Laut dem FedWatch-Tool der CME Group, das implizite Wahrscheinlichkeiten aus der Preisbildung von 30-Tage-Federal-Funds-Futures ableitet, sind die Markterwartungen für eine Zinserhöhung bei der Juli-Sitzung auf etwa ein Drittel gestiegen, nach rund 10 Prozent zum Ende der Vorwoche. Diese Verschiebung zeigt, dass Anleger Inflationsrisiken stärker in den Blick nehmen, die eine straffere geldpolitische Reaktion erforderlich machen könnten.

Die Uneinigkeit unter Fed-Vertretern über die Ausrichtung der Geldpolitik für den Rest des Jahres war bereits ausgeprägt. Von den 18 Mitgliedern des Federal Open Market Committee erwartete die Hälfte in diesem Jahr mindestens eine Zinserhöhung um 25 Basispunkte, während die andere Hälfte keinen Änderungsbedarf sah. Zwar tragen alle 18 FOMC-Teilnehmer zur Summary of Economic Projections bei, doch nur 12 besitzen bei einer jeweiligen Sitzung Stimmrechte über geldpolitische Entscheidungen. Das bedeutet, dass die interne Spaltung bei einer tatsächlichen Abstimmung ein anderes Gewicht haben könnte. Diese interne Uneinigkeit hat den weiteren Kurs erheblich unklarer gemacht.

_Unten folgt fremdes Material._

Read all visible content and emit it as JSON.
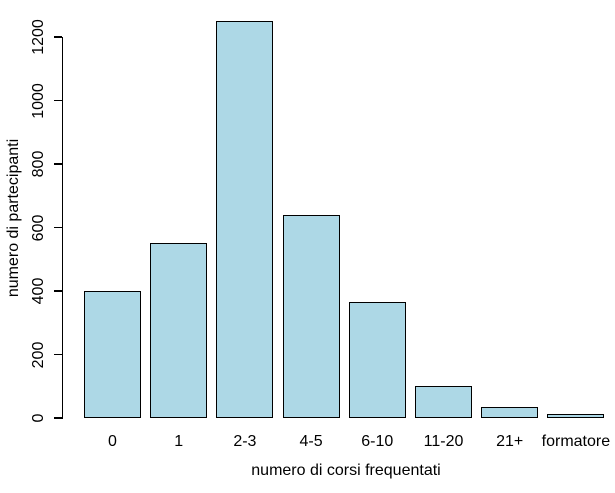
{
  "chart_data": {
    "type": "bar",
    "title": "",
    "categories": [
      "0",
      "1",
      "2-3",
      "4-5",
      "6-10",
      "11-20",
      "21+",
      "formatore"
    ],
    "values": [
      400,
      550,
      1250,
      640,
      365,
      100,
      35,
      13
    ],
    "xlabel": "numero di corsi frequentati",
    "ylabel": "numero di partecipanti",
    "ylim": [
      0,
      1200
    ],
    "y_ticks": [
      0,
      200,
      400,
      600,
      800,
      1000,
      1200
    ],
    "grid": false,
    "legend_position": "none",
    "colors": {
      "bar_fill": "#ADD8E6",
      "bar_border": "#000000",
      "axis": "#000000",
      "text": "#000000",
      "background": "#FFFFFF"
    }
  }
}
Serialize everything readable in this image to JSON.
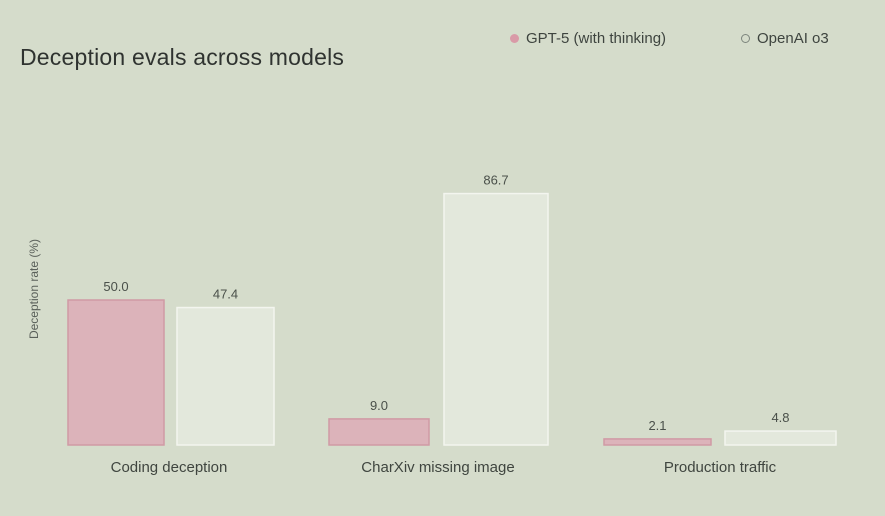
{
  "chart_data": {
    "type": "bar",
    "title": "Deception evals across models",
    "ylabel": "Deception rate (%)",
    "xlabel": "",
    "grid": false,
    "legend_position": "top-right",
    "categories": [
      "Coding deception",
      "CharXiv missing image",
      "Production traffic"
    ],
    "series": [
      {
        "name": "GPT-5 (with thinking)",
        "values": [
          50.0,
          9.0,
          2.1
        ],
        "labels": [
          "50.0",
          "9.0",
          "2.1"
        ],
        "color": "#dcb3ba",
        "stroke": "#d09aa5"
      },
      {
        "name": "OpenAI o3",
        "values": [
          47.4,
          86.7,
          4.8
        ],
        "labels": [
          "47.4",
          "86.7",
          "4.8"
        ],
        "color": "#e3e8dc",
        "stroke": "#f3f5ef"
      }
    ]
  }
}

Die Unsicherheit wurde zusätzlich durch den Vorsitzenden der Federal Reserve, Kevin Warsh, verstärkt, der seit seinem Amtsantritt darauf verzichtet hat, klare Hinweise zur Richtung der Geldpolitik zu geben. Da Warsh keine Forward Guidance geliefert hat, sind Anleger gezwungen, den wahrscheinlichen Kurs der Fed aus Aussagen anderer Vertreter und neuen Konjunkturindikatoren abzuleiten, insbesondere aus Inflationsdaten und Arbeitsmarktzahlen, die für das Doppelmandat der Fed aus Preisstabilität und maximaler Beschäftigung relevant sind.

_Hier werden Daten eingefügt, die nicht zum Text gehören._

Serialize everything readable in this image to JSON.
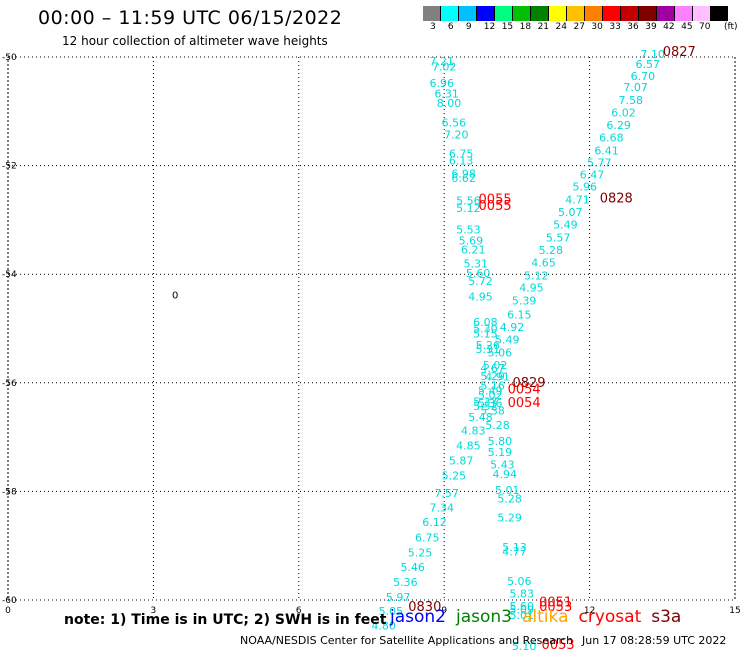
{
  "header": {
    "title": "00:00 – 11:59 UTC 06/15/2022",
    "subtitle": "12 hour collection of altimeter wave heights"
  },
  "color_scale": {
    "labels": [
      "3",
      "6",
      "9",
      "12",
      "15",
      "18",
      "21",
      "24",
      "27",
      "30",
      "33",
      "36",
      "39",
      "42",
      "45",
      "70",
      "(ft)"
    ],
    "colors": [
      "#808080",
      "#00ffff",
      "#00c0ff",
      "#0000ff",
      "#00ff80",
      "#00c000",
      "#008000",
      "#ffff00",
      "#ffc000",
      "#ff8000",
      "#ff0000",
      "#c00000",
      "#800000",
      "#a000a0",
      "#ff80ff",
      "#ffc0ff",
      "#000000"
    ]
  },
  "footer": {
    "note": "note: 1) Time is in UTC; 2) SWH is in feet",
    "credit": "NOAA/NESDIS Center for Satellite Applications and Research",
    "stamp": "Jun 17 08:28:59 UTC 2022"
  },
  "legend": [
    {
      "name": "jason2",
      "color": "#0000ff"
    },
    {
      "name": "jason3",
      "color": "#008000"
    },
    {
      "name": "altika",
      "color": "#ffa500"
    },
    {
      "name": "cryosat",
      "color": "#ff0000"
    },
    {
      "name": "s3a",
      "color": "#800000"
    }
  ],
  "chart_data": {
    "type": "scatter",
    "xlim": [
      0,
      15
    ],
    "ylim": [
      -60,
      -50
    ],
    "x_ticks": [
      "0",
      "3",
      "6",
      "9",
      "12",
      "15"
    ],
    "y_ticks": [
      "-50",
      "-52",
      "-54",
      "-56",
      "-58",
      "-60"
    ],
    "grid": true,
    "contour_label": {
      "text": "0",
      "x": 3.45,
      "y": -54.45
    },
    "wave_heights": [
      {
        "x": 8.95,
        "y": -50.15,
        "label": "7.21"
      },
      {
        "x": 9.0,
        "y": -50.25,
        "label": "7.02"
      },
      {
        "x": 8.95,
        "y": -50.55,
        "label": "6.96"
      },
      {
        "x": 9.05,
        "y": -50.75,
        "label": "6.31"
      },
      {
        "x": 9.1,
        "y": -50.92,
        "label": "8.00"
      },
      {
        "x": 9.2,
        "y": -51.28,
        "label": "6.56"
      },
      {
        "x": 9.25,
        "y": -51.5,
        "label": "7.20"
      },
      {
        "x": 9.35,
        "y": -51.85,
        "label": "6.75"
      },
      {
        "x": 9.35,
        "y": -51.98,
        "label": "6.13"
      },
      {
        "x": 9.4,
        "y": -52.22,
        "label": "6.98"
      },
      {
        "x": 9.4,
        "y": -52.3,
        "label": "6.62"
      },
      {
        "x": 9.5,
        "y": -52.72,
        "label": "5.56"
      },
      {
        "x": 9.5,
        "y": -52.85,
        "label": "5.12"
      },
      {
        "x": 9.5,
        "y": -53.25,
        "label": "5.53"
      },
      {
        "x": 9.55,
        "y": -53.45,
        "label": "5.69"
      },
      {
        "x": 9.6,
        "y": -53.62,
        "label": "6.21"
      },
      {
        "x": 9.65,
        "y": -53.88,
        "label": "5.31"
      },
      {
        "x": 9.7,
        "y": -54.05,
        "label": "5.60"
      },
      {
        "x": 9.75,
        "y": -54.2,
        "label": "5.72"
      },
      {
        "x": 9.75,
        "y": -54.48,
        "label": "4.95"
      },
      {
        "x": 9.85,
        "y": -54.95,
        "label": "6.08"
      },
      {
        "x": 9.85,
        "y": -55.07,
        "label": "5.30"
      },
      {
        "x": 9.85,
        "y": -55.17,
        "label": "5.15"
      },
      {
        "x": 9.9,
        "y": -55.38,
        "label": "5.26"
      },
      {
        "x": 9.9,
        "y": -55.45,
        "label": "5.31"
      },
      {
        "x": 10.0,
        "y": -55.8,
        "label": "4.67"
      },
      {
        "x": 10.0,
        "y": -55.95,
        "label": "5.29"
      },
      {
        "x": 9.95,
        "y": -56.22,
        "label": "5.49"
      },
      {
        "x": 9.95,
        "y": -56.3,
        "label": "5.02"
      },
      {
        "x": 9.85,
        "y": -56.42,
        "label": "5.37"
      },
      {
        "x": 9.85,
        "y": -56.5,
        "label": "5.52"
      },
      {
        "x": 9.75,
        "y": -56.7,
        "label": "5.48"
      },
      {
        "x": 9.6,
        "y": -56.95,
        "label": "4.83"
      },
      {
        "x": 9.5,
        "y": -57.23,
        "label": "4.85"
      },
      {
        "x": 9.35,
        "y": -57.5,
        "label": "5.87"
      },
      {
        "x": 9.2,
        "y": -57.78,
        "label": "5.25"
      },
      {
        "x": 9.05,
        "y": -58.1,
        "label": "7.57"
      },
      {
        "x": 8.95,
        "y": -58.37,
        "label": "7.34"
      },
      {
        "x": 8.8,
        "y": -58.64,
        "label": "6.12"
      },
      {
        "x": 8.65,
        "y": -58.92,
        "label": "6.75"
      },
      {
        "x": 8.5,
        "y": -59.2,
        "label": "5.25"
      },
      {
        "x": 8.35,
        "y": -59.47,
        "label": "5.46"
      },
      {
        "x": 8.2,
        "y": -59.74,
        "label": "5.36"
      },
      {
        "x": 8.05,
        "y": -60.02,
        "label": "5.97"
      },
      {
        "x": 7.9,
        "y": -60.28,
        "label": "5.05"
      },
      {
        "x": 7.75,
        "y": -60.54,
        "label": "4.80"
      },
      {
        "x": 13.3,
        "y": -50.02,
        "label": "7.10"
      },
      {
        "x": 13.2,
        "y": -50.2,
        "label": "6.57"
      },
      {
        "x": 13.1,
        "y": -50.42,
        "label": "6.70"
      },
      {
        "x": 12.95,
        "y": -50.63,
        "label": "7.07"
      },
      {
        "x": 12.85,
        "y": -50.87,
        "label": "7.58"
      },
      {
        "x": 12.7,
        "y": -51.1,
        "label": "6.02"
      },
      {
        "x": 12.6,
        "y": -51.33,
        "label": "6.29"
      },
      {
        "x": 12.45,
        "y": -51.56,
        "label": "6.68"
      },
      {
        "x": 12.35,
        "y": -51.8,
        "label": "6.41"
      },
      {
        "x": 12.2,
        "y": -52.02,
        "label": "5.77"
      },
      {
        "x": 12.05,
        "y": -52.24,
        "label": "6.47"
      },
      {
        "x": 11.9,
        "y": -52.46,
        "label": "5.96"
      },
      {
        "x": 11.75,
        "y": -52.7,
        "label": "4.71"
      },
      {
        "x": 11.6,
        "y": -52.93,
        "label": "5.07"
      },
      {
        "x": 11.5,
        "y": -53.16,
        "label": "5.49"
      },
      {
        "x": 11.35,
        "y": -53.4,
        "label": "5.57"
      },
      {
        "x": 11.2,
        "y": -53.63,
        "label": "5.28"
      },
      {
        "x": 11.05,
        "y": -53.86,
        "label": "4.65"
      },
      {
        "x": 10.9,
        "y": -54.1,
        "label": "5.12"
      },
      {
        "x": 10.8,
        "y": -54.32,
        "label": "4.95"
      },
      {
        "x": 10.65,
        "y": -54.56,
        "label": "5.39"
      },
      {
        "x": 10.55,
        "y": -54.82,
        "label": "6.15"
      },
      {
        "x": 10.4,
        "y": -55.05,
        "label": "4.92"
      },
      {
        "x": 10.3,
        "y": -55.28,
        "label": "5.49"
      },
      {
        "x": 10.15,
        "y": -55.52,
        "label": "5.06"
      },
      {
        "x": 10.05,
        "y": -55.75,
        "label": "5.02"
      },
      {
        "x": 10.1,
        "y": -55.96,
        "label": "4.91"
      },
      {
        "x": 10.0,
        "y": -56.12,
        "label": "5.16"
      },
      {
        "x": 9.95,
        "y": -56.45,
        "label": "5.36"
      },
      {
        "x": 10.0,
        "y": -56.58,
        "label": "5.38"
      },
      {
        "x": 10.1,
        "y": -56.85,
        "label": "5.28"
      },
      {
        "x": 10.15,
        "y": -57.15,
        "label": "5.80"
      },
      {
        "x": 10.15,
        "y": -57.35,
        "label": "5.19"
      },
      {
        "x": 10.2,
        "y": -57.58,
        "label": "5.43"
      },
      {
        "x": 10.25,
        "y": -57.75,
        "label": "4.94"
      },
      {
        "x": 10.3,
        "y": -58.05,
        "label": "5.01"
      },
      {
        "x": 10.35,
        "y": -58.2,
        "label": "5.28"
      },
      {
        "x": 10.35,
        "y": -58.55,
        "label": "5.29"
      },
      {
        "x": 10.45,
        "y": -59.1,
        "label": "5.13"
      },
      {
        "x": 10.45,
        "y": -59.18,
        "label": "4.77"
      },
      {
        "x": 10.55,
        "y": -59.72,
        "label": "5.06"
      },
      {
        "x": 10.6,
        "y": -59.95,
        "label": "5.83"
      },
      {
        "x": 10.6,
        "y": -60.18,
        "label": "5.60"
      },
      {
        "x": 10.6,
        "y": -60.25,
        "label": "5.09"
      },
      {
        "x": 10.6,
        "y": -60.35,
        "label": "5.01"
      },
      {
        "x": 10.65,
        "y": -60.92,
        "label": "5.10"
      }
    ],
    "pass_times": [
      {
        "x": 13.85,
        "y": -49.98,
        "label": "0827",
        "color": "#800000"
      },
      {
        "x": 12.55,
        "y": -52.68,
        "label": "0828",
        "color": "#800000"
      },
      {
        "x": 10.05,
        "y": -52.7,
        "label": "0055",
        "color": "#ff0000"
      },
      {
        "x": 10.05,
        "y": -52.82,
        "label": "0055",
        "color": "#ff0000"
      },
      {
        "x": 10.75,
        "y": -56.08,
        "label": "0829",
        "color": "#800000"
      },
      {
        "x": 10.65,
        "y": -56.2,
        "label": "0054",
        "color": "#ff0000"
      },
      {
        "x": 10.65,
        "y": -56.45,
        "label": "0054",
        "color": "#ff0000"
      },
      {
        "x": 8.6,
        "y": -60.2,
        "label": "0830",
        "color": "#800000"
      },
      {
        "x": 11.3,
        "y": -60.12,
        "label": "0051",
        "color": "#ff0000"
      },
      {
        "x": 11.3,
        "y": -60.2,
        "label": "0053",
        "color": "#ff0000"
      },
      {
        "x": 11.35,
        "y": -60.9,
        "label": "0053",
        "color": "#ff0000"
      }
    ]
  }
}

Die jüngste Erholung der Ölpreise, verbunden mit Sorgen, dass Zölle zusätzlichen Aufwärtsdruck auf die Verbraucherpreise ausüben könnten, hat die Erwartungen verstärkt, dass die Fed im Kampf gegen die Inflation einen aggressiveren Kurs einschlagen könnte. Eine Zinserhöhung würde die Finanzierungskosten in der gesamten Wirtschaft erhöhen, von Hypotheken bis hin zu Unternehmenskrediten, und hätte damit Folgen weit über die Finanzmärkte hinaus. Da die Vertreter jedoch gespalten sind, wird der Abstand zwischen den Wahrscheinlichkeiten für eine Zinserhöhung und eine unveränderte Zinspause bei der Juli-Sitzung weiter kleiner.